1 マウスモデルに対するコレステロールの局所投与における解析:免疫組織学的解析、角質水分蒸散量、角質含有水分量の変化。:確立された方法により解析する。結果が得られれば11β-HSD1誘導薬を添加した薬剤を用いて効果を検討する。あわせて紫外線、ハプテン誘導性皮膚炎への効果も検討する。またコレステロールの表皮ケラチノサイトへの毒性試験も単層培養皮膚と3次元モデル皮膚を用いて行う。(予想される問題点)局所適応には外用剤の基剤が問題となる。コレステロールはクロロホルムに溶けやすいことからクロロホルムに溶解した形で塗布を開始する。対照には溶媒塗布を準備する。同時に白色ワセリン、親水軟膏、マクロゴール400、プラスチベースに溶解したものを使用していく。
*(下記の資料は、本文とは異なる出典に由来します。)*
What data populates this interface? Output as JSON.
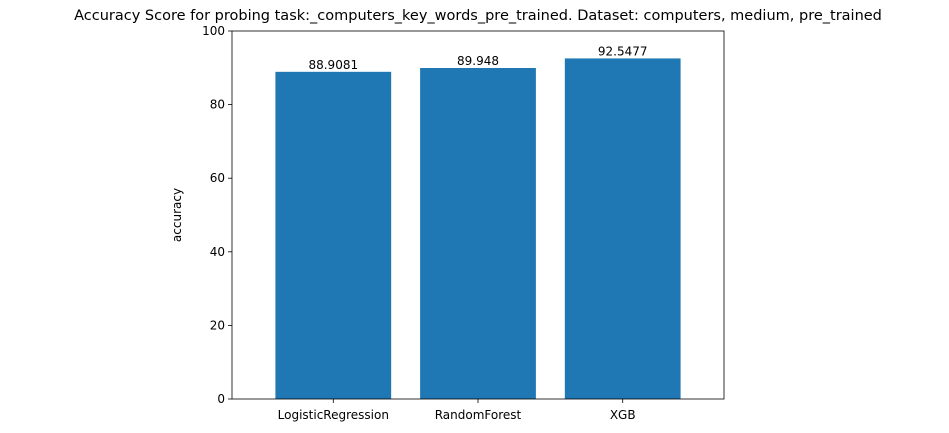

2 ヒトにおけるコレステロール局所投与の安全性と臨床効果の検討:倫理委員会へはすでに申請済みであり、承認後、健常ボランティア、アトピー性皮膚炎患者群、疾患コントロールとして乾癬患者群にコレステロール外用剤を塗布してもらい、角質水分蒸散量・角質水分量、炎症所見の改善度を見る (予想される問題点)湿度、気温に大きく左右される可能性が考えられる。恒温恒湿室の設備は当院にないことから、その都度、測定時の湿度・気温をデータとして残しながら測定していく事で逆に湿度・気温の影響もデータ解析に反映させたいと考えている。3 創薬へのアプローチ:平成24年度と25年度の基礎データにより最適の濃度と基剤を検討し、25年度の臨床試験で皮膚炎の改善効果、予防効果を評価し、医薬機関の研究者と創薬の可能性について、開発企業候補を検討していく。(予想される問題点)長期安全性試験や薬剤の刺激試験などは企業との連携で可能と考える。
24年度繰越額を含めて旅費として140万を、2013年5月6日-11日、IID2013 ( 国際研究皮膚科学会)およびサテライトシンポジウム出席(英国 エジンバラ)及び他の学会参加に使用予定。マウスや試薬など消耗品に70万、研究報告に10万を使用する予定。